Retirement is that period of your life when you finally have the time to do what you want to do, to make choices and to build memories rather than material wealth.
Planning for retirement can start from when you first enter the workforce, or it can begin a few years before you are due to leave. If you regard this planning as the preparation that eases you onto a new pathway, then it becomes a positive and prudent procedure to consider six important aspects.
1. Without doubt, financial planning will make the strongest impact on the path that your retirement takes. The earlier in your working life that you start investing part of your savings to this end, the greater the pecuniary rewards that you will reap in later life.
My own exit from the workforce could have been lived to a grander scale had I possessed the foresight four decades ago to stash away every available dollar in superannuation funds. However I did not! No doubt, at that time, contemplating my existence as a senior citizen was not high on the agenda of important things to do.
However, do not feel that your retirement happiness is dependent on financial resources. Your assets may be amassed in numerous other gratifying ways and the rewards may be even greater because they have immeasurable worth rather than finite monetary value.
2. Where you want to spend this well-earned departure from the workforce is a consideration that you can determine closer to your time of retirement.
Some of us settle into our ideal environment early on in our lives. Others harbour a lifelong dream of blissful days in another setting. Relocation is not necessarily a financial extravagance. Often, as in my case, a move from an established and well-maintained city home to a country property of more rambling proportions can leave you with money to spare for the extras that the additional acreage might require.
My current home of seven years has endowed me with riches in every sense. It is a simple place - the sort of location to which I took my young children during their holidays when the city was central to our lives. I wanted them to feel the space, climb the hills and touch the earth with their bare feet. Now, back in the country permanently, I am enveloped in the contentment that comes from celebrating an unpretentious life surrounded by ordinary things, all of which are to me meaningful and precious.
3. Your retirement will be more enjoyable and stimulating if you have established hobbies during your working years.
That being the case, for example, you will not have to get out there as an absolute novice and struggle to establish sufficient skills on the golf course to play alongside your friend who won the Australian Open in his thirtieth year!

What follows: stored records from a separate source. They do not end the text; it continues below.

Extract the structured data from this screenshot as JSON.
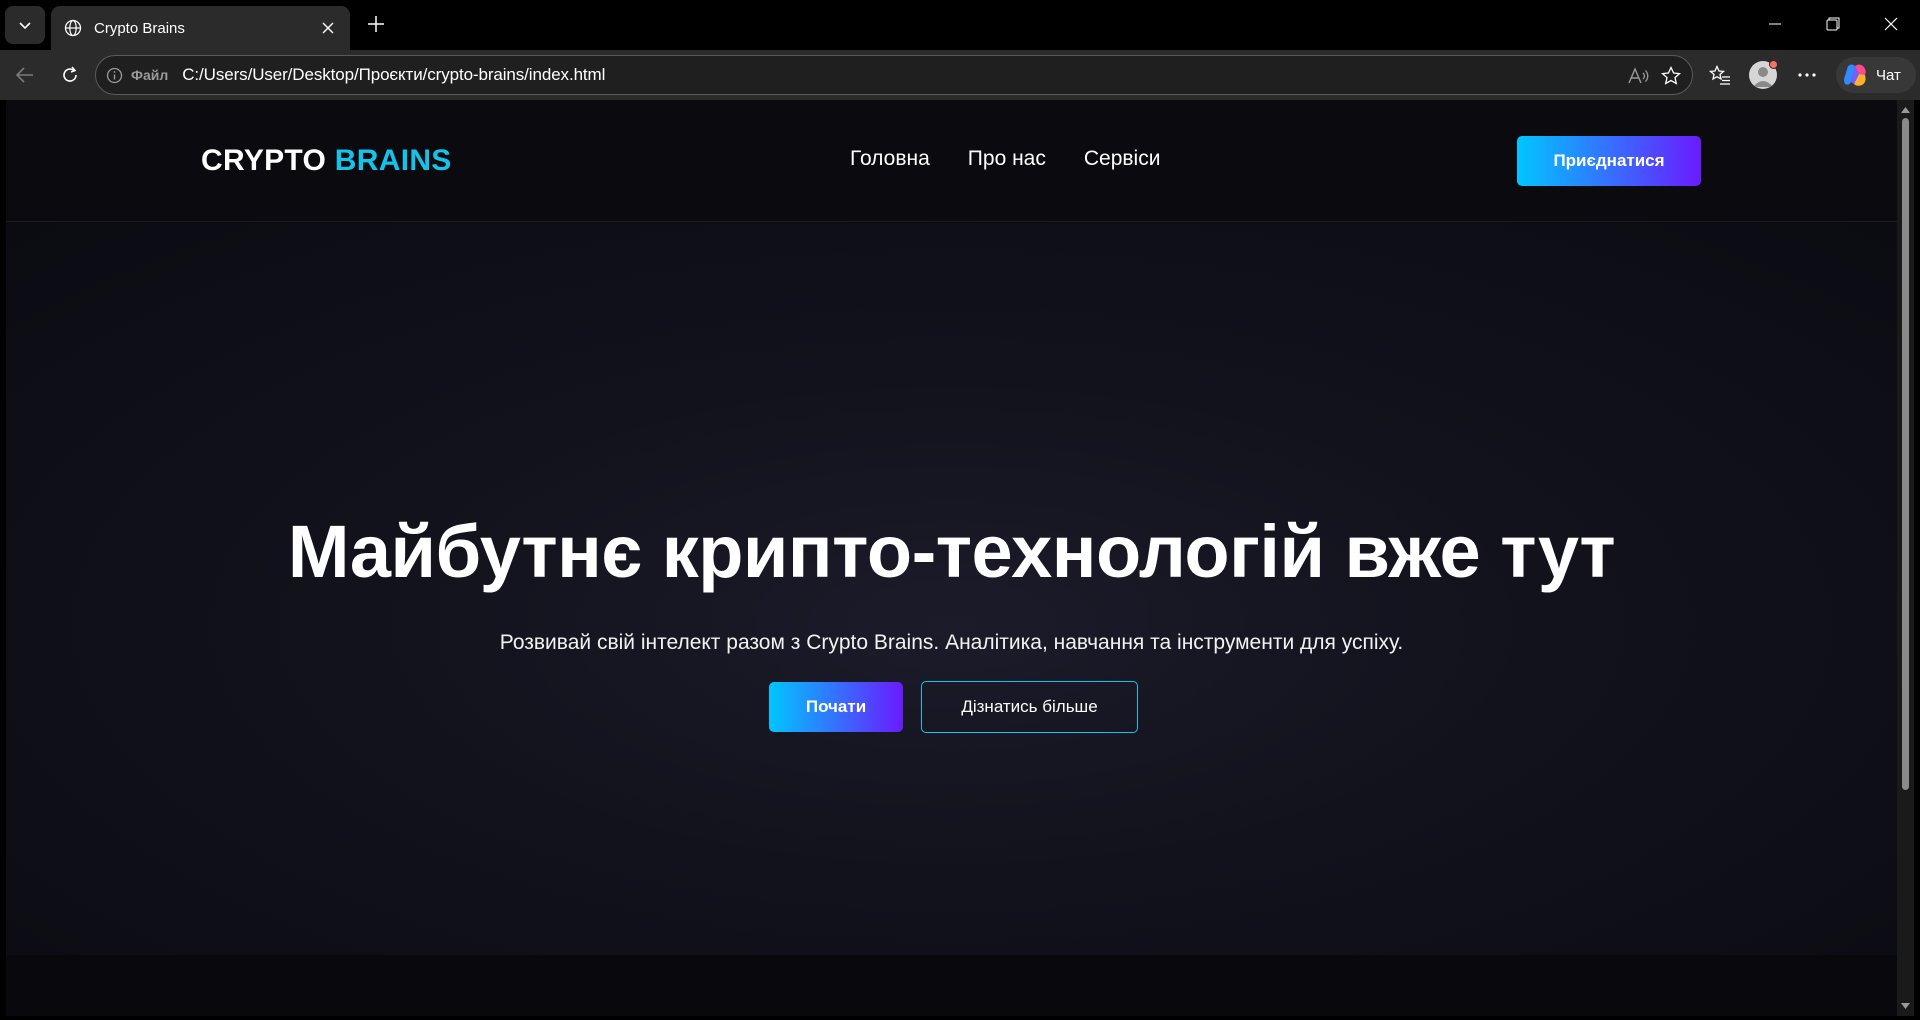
{
  "browser": {
    "tab_title": "Crypto Brains",
    "site_info_label": "Файл",
    "url": "C:/Users/User/Desktop/Проєкти/crypto-brains/index.html",
    "chat_label": "Чат",
    "icons": [
      "tab-list-icon",
      "globe-icon",
      "close-icon",
      "plus-icon",
      "minimize-icon",
      "restore-icon",
      "close-window-icon",
      "back-icon",
      "refresh-icon",
      "info-icon",
      "read-aloud-icon",
      "favorite-star-icon",
      "favorites-list-icon",
      "profile-icon",
      "more-icon",
      "copilot-icon"
    ]
  },
  "site": {
    "logo_primary": "CRYPTO",
    "logo_accent": "BRAINS",
    "nav": [
      "Головна",
      "Про нас",
      "Сервіси"
    ],
    "join_button": "Приєднатися",
    "hero_title": "Майбутнє крипто-технологій вже тут",
    "hero_subtitle": "Розвивай свій інтелект разом з Crypto Brains. Аналітика, навчання та інструменти для успіху.",
    "primary_button": "Почати",
    "secondary_button": "Дізнатись більше"
  },
  "colors": {
    "accent_cyan": "#14c3ea",
    "gradient_start": "#00c6ff",
    "gradient_end": "#6a1bff",
    "background": "#0a0a10"
  }
}
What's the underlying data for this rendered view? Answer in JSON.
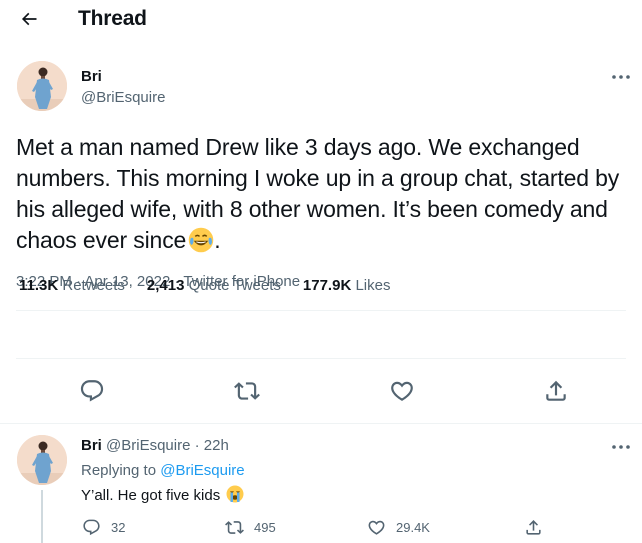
{
  "header": {
    "title": "Thread",
    "back_icon": "arrow-left-icon"
  },
  "tweet": {
    "author_name": "Bri",
    "author_handle": "@BriEsquire",
    "text": "Met a man named Drew like 3 days ago. We exchanged numbers. This morning I woke up in a group chat, started by his alleged wife, with 8 other women. It’s been comedy and chaos ever since",
    "text_suffix": ".",
    "emoji": "face-with-tears-of-joy",
    "time": "3:22 PM",
    "separator": "·",
    "date": "Apr 13, 2022",
    "source": "Twitter for iPhone",
    "stats": {
      "retweets_count": "11.3K",
      "retweets_label": "Retweets",
      "quotes_count": "2,413",
      "quotes_label": "Quote Tweets",
      "likes_count": "177.9K",
      "likes_label": "Likes"
    },
    "actions": [
      "reply-icon",
      "retweet-icon",
      "like-icon",
      "share-icon"
    ]
  },
  "reply": {
    "author_name": "Bri",
    "author_handle": "@BriEsquire",
    "separator": "·",
    "age": "22h",
    "replying_to_label": "Replying to",
    "replying_to_handle": "@BriEsquire",
    "text": "Y’all. He got five kids",
    "emoji": "loudly-crying-face",
    "reply_count": "32",
    "retweet_count": "495",
    "like_count": "29.4K"
  },
  "colors": {
    "text": "#0f1419",
    "muted": "#536471",
    "accent": "#1d9bf0",
    "divider": "#eff3f4"
  }
}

My own hobbies, which include various forms of the arts such as writing, painting and music, have been the source of much yearning throughout my working years: there was never enough time to indulge myself and enjoy them fully. Now, bursting with enthusiasm to become totally immersed and to utilise the skills that I have developed through these pastimes, I am able to indulge at my leisure and to share my interests with others of similar passion. The flimsy framework that was established earlier has become the structural direction of my new life.
4. It is easier to live with retirement if you have already been able to mentally disassociate yourself from the job over time.
If you are able, choose your own time of retirement and leave when you feel ready. While this is not always an option and the employer may set the date for you, it will certainly smooth the path of your adjustment to a bright new future if you are contributing to the decision.
When I finally gave up my employment, I had been looking forward to my home occupation for months. Increasingly during that time, the tedium of daily meetings, the irritation of repetitive record keeping and the frustration of dealing with difficult people provided a realistic balance to the nostalgia of leaving a profession of which I was innately very proud.
5. Think about the aspects of your retirement to which you are looking forward while you are still in your workplace.
These things became motivation for me in making the final decision. I told myself, "I will finish work soon because I want to be home during my favourite season. I love autumn's warm mellow days, the lengthening shadows, the melancholy colouring of the deciduous trees as they bid farewell to their foliage." So I stopped work and autumn welcomed me home.
Now, having moved on to wintry days, I am enjoying this season as never before while I sit by the fireside with my slumbering dogs and gaze across the windswept paddocks. I can read and write, cook wonderfully simple meals of hot soup and crusty bread and practise a prelude on my organ where once I could only listen to it on CD.
6. You need to keep fit if you are to fully enjoy your retirement.
While increasing age delivers a few extra aches and pains to bodies that have worked hard and lived long, these are easily overlooked alongside the brain-power that you have been developing over the years. You are probably at the top of your field in job-related expertise. Your intellect has been honed and sharpened and tuned to meet every challenge. Be confident in yourself and proud of what you are as you plan to begin your retirement.
Once at home, exercise your brain in the way that you did while you worked - pushing it to the upper limits. There will be many aspects of your job that you can utilise in your new capacity. As a teacher, I enjoy helping children with reading and other learning difficulties, and I am working to develop a series of lessons for a cultural program.
Exercise your body in a new and gentler way - not rushing to catch the 5:30 train, but by pushing a few wheelbarrows of mulch to spread on the vegetable patch and walking the dog vigorously in the fresh morning sunshine.
Finally, if, like me, you do not need those round-the-world tours, the luxury holidays in the northern sunshine or the new restaurant to try out each week; if the health resorts, the cinemas and the new Apple IPhone are not requirements for your happy retirement, there is so much more out there for you that costs absolutely nothing in monetary terms.
If your needs are simple, if you enjoy the things that nature freely provides for us all, then retirement for you will be the joy that you deserve.